De retour en Autriche, il ne peut oublier les images qu’il a ramenées avec lui d’Egypte. Il se passionne alors pour l’agriculture biodynamique et rencontre George Merckens, qui développe ce type de fermes en Autriche et en Italie. Il entreprennent ensemble un voyage d’étude en Italie où Ibrahim absorbe toutes les connaissances relatives à l’agriculture biodynamique et ses conséquences pratiques.

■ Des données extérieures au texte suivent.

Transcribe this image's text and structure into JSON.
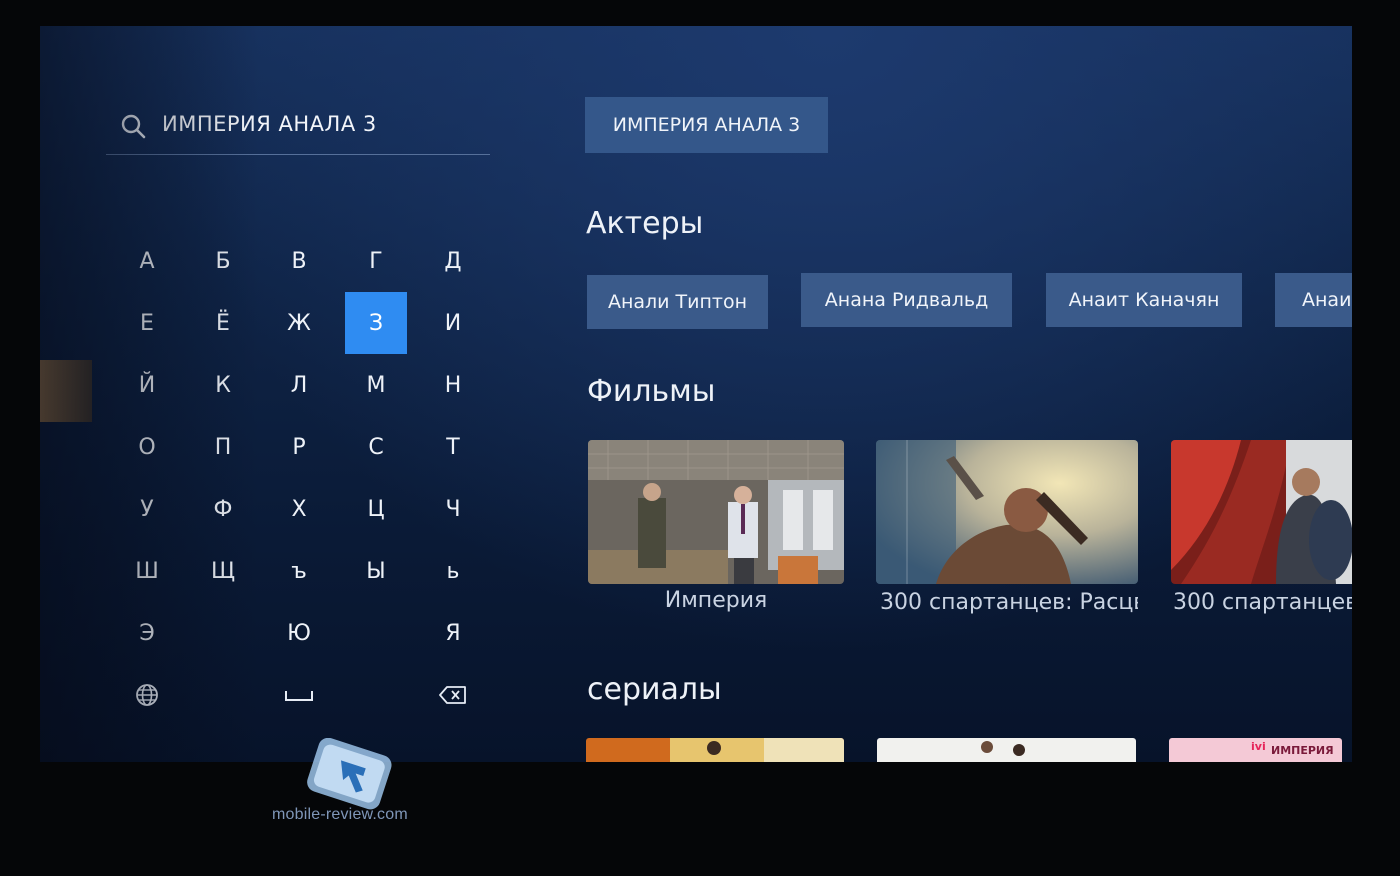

Ce voyage le décide à rentrer en Egypte et créer une ferme biodynamique, autonome et durable. Mais sa vision est dès le départ holistique. Cette ferme ne peut être pour Ibrahim qu’un point de départ où se grefferont de nombreux autres projets incluant un renouveau culturel, un développement économique, des institutions éducatives et  un centre de soins au profit des communautés rurales. Son premier objectif consiste à éduquer les populations, afin de les convaincre et leur faire partager sa vision.


L'initiative d’Ibrahim vise donc à relever le défi d'aujourd'hui d’un développement humain durable en contribuant à l’épanouissement des individus d’une communauté dans son environnement. Les interactions entre les sphères économiques, sociales et culturelles sont cultivées à travers la science, l'art et la religion. Grâce à ses diverses entreprises (herbes médicinales, légumes biologiques, textiles…), Ibrahim a permis aux communautés locales de trouver un accès au marché international. De plus, ses entreprises soutiennent à travers une fondation la recherche, l'éducation, la formation continue et la santé.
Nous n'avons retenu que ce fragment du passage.